My Journey from Physics into Data Science
Updated: Jan 14, 2020
I still learn new knowledge everyday with my growing passion in Data Science field. To pursue different career track as a graduating physics student there must be ‘Why’ and ‘How’ questions to be answered.
Having been asked by a number of people about my transition from academia — Physics to Data Science, I hope my story could answer the questions on why I decided to become a Data Scientist and how I pursued the goal, and ultimately encourage as well as inspire more people to pursue their passion. Let’s get started!

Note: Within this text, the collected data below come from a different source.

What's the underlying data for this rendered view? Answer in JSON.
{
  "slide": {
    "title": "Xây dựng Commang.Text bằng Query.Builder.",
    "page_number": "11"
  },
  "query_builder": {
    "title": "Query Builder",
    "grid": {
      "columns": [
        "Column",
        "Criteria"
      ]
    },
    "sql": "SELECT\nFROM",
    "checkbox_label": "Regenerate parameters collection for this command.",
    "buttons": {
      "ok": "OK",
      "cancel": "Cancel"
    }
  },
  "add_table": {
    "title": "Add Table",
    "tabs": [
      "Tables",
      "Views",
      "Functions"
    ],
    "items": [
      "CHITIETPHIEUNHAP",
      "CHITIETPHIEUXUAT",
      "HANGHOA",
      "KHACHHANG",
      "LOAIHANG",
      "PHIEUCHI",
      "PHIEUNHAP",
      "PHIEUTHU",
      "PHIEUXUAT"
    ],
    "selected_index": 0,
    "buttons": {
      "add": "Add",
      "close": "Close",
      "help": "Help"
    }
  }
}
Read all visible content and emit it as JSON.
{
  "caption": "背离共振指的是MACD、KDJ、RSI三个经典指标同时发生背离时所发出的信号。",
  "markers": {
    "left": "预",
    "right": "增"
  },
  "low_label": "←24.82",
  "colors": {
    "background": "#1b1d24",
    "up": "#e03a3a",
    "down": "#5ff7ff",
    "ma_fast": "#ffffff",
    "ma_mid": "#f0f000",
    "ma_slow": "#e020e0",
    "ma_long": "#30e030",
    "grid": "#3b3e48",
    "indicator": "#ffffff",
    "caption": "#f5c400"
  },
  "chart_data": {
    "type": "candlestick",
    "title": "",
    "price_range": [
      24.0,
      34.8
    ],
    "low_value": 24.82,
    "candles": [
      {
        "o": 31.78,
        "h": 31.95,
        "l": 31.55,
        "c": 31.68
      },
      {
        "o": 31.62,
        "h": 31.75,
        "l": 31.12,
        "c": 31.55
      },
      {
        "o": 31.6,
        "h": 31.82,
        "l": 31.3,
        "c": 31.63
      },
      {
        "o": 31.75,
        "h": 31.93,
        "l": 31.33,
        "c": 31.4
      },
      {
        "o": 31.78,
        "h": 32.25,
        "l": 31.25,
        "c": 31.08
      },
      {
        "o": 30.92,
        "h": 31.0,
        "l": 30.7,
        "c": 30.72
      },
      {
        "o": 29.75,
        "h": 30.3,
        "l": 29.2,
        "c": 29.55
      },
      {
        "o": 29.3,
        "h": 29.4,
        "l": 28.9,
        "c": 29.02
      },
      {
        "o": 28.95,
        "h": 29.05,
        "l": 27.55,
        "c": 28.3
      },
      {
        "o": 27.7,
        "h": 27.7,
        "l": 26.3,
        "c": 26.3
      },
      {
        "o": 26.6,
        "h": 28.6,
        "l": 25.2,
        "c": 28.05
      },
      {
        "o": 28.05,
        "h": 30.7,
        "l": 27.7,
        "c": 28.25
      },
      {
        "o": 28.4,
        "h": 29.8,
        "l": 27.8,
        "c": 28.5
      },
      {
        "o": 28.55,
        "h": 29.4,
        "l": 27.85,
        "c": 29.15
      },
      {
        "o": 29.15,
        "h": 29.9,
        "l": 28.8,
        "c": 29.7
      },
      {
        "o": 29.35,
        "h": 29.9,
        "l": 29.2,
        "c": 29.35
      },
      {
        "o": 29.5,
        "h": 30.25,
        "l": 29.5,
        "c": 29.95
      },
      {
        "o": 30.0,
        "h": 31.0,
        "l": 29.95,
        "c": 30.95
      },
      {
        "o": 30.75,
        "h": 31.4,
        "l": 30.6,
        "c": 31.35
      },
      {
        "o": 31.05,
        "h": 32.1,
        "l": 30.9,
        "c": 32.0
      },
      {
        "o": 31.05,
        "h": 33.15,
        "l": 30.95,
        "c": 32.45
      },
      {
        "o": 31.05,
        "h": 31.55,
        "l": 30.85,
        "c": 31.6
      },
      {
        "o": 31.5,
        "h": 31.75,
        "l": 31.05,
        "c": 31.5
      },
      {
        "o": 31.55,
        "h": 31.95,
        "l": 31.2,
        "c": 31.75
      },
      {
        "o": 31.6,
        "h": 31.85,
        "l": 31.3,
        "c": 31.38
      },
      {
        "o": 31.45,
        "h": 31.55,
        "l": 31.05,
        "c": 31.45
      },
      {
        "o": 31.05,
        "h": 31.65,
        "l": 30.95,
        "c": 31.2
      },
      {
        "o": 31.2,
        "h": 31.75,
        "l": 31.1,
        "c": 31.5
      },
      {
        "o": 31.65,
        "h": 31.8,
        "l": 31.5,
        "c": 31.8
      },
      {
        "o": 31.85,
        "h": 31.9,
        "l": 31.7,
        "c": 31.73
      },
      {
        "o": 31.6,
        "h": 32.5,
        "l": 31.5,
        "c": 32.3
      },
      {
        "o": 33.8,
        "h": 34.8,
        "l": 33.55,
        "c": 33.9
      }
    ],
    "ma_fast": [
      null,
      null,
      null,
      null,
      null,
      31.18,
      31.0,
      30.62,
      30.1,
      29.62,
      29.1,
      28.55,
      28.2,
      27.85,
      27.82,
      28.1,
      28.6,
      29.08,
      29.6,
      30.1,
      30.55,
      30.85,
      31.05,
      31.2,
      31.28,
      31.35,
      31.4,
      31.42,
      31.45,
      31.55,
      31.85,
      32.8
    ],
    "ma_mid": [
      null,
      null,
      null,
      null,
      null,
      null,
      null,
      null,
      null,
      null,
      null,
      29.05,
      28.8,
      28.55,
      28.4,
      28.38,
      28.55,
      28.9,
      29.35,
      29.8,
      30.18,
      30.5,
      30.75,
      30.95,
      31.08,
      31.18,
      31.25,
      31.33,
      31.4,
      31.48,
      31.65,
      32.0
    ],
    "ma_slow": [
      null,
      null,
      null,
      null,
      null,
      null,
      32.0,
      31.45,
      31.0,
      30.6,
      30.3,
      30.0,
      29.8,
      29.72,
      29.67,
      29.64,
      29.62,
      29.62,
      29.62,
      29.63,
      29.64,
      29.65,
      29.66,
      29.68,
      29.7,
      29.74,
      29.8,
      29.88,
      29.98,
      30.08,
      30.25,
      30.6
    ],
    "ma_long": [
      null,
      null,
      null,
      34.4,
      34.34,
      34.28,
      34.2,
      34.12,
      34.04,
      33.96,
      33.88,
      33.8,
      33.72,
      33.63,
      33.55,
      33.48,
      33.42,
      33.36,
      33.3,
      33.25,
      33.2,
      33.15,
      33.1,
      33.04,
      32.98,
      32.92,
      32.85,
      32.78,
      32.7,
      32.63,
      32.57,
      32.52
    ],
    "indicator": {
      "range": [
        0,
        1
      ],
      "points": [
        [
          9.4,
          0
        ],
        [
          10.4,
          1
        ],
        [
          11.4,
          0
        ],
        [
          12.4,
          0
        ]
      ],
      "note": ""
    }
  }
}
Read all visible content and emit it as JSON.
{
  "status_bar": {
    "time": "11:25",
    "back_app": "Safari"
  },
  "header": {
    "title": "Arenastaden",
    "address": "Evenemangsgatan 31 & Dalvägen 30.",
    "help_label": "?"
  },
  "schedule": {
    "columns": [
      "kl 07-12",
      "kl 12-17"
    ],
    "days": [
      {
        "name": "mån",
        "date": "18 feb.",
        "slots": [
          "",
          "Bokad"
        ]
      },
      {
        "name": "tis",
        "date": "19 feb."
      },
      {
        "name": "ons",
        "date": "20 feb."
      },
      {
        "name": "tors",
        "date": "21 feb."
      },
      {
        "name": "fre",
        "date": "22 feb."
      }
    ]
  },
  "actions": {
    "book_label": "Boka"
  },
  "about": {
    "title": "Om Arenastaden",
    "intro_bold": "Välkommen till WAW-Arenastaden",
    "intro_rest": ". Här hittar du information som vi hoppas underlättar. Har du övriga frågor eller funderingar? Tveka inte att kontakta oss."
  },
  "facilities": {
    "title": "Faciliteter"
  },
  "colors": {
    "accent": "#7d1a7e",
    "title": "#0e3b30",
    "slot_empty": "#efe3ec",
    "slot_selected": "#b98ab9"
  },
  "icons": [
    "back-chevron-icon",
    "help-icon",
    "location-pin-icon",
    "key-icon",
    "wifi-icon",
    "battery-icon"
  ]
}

It all began from the summer studentship at CERN
The CERN Summer Student Programme offers once-in-a-lifetime opportunity for undergraduate students of physics, computing and engineering to join one of their research projects with top scientists in multicultural teams at CERN in Geneva, Switzerland.
In June 2017, I was very fortunate to be accepted to join the programme. I literally burst with joy as particle physics have always been my research interest and being able to conduct the research at CERN was simply a dream-come-true-experience for me! During the 2 months internship period, I did some analysis and simulation on the event reconstruction of terabytes of data via Worldwide LHC Computing Grid & Cloud Computing for Compact Muon Solenoid (CMS) Experiment.
Besides, summer students also attended a series of lectures, workshops and visits to CERN facilities that covered a wide range of topics in the fields of theoretical and experimental particle physics and computing.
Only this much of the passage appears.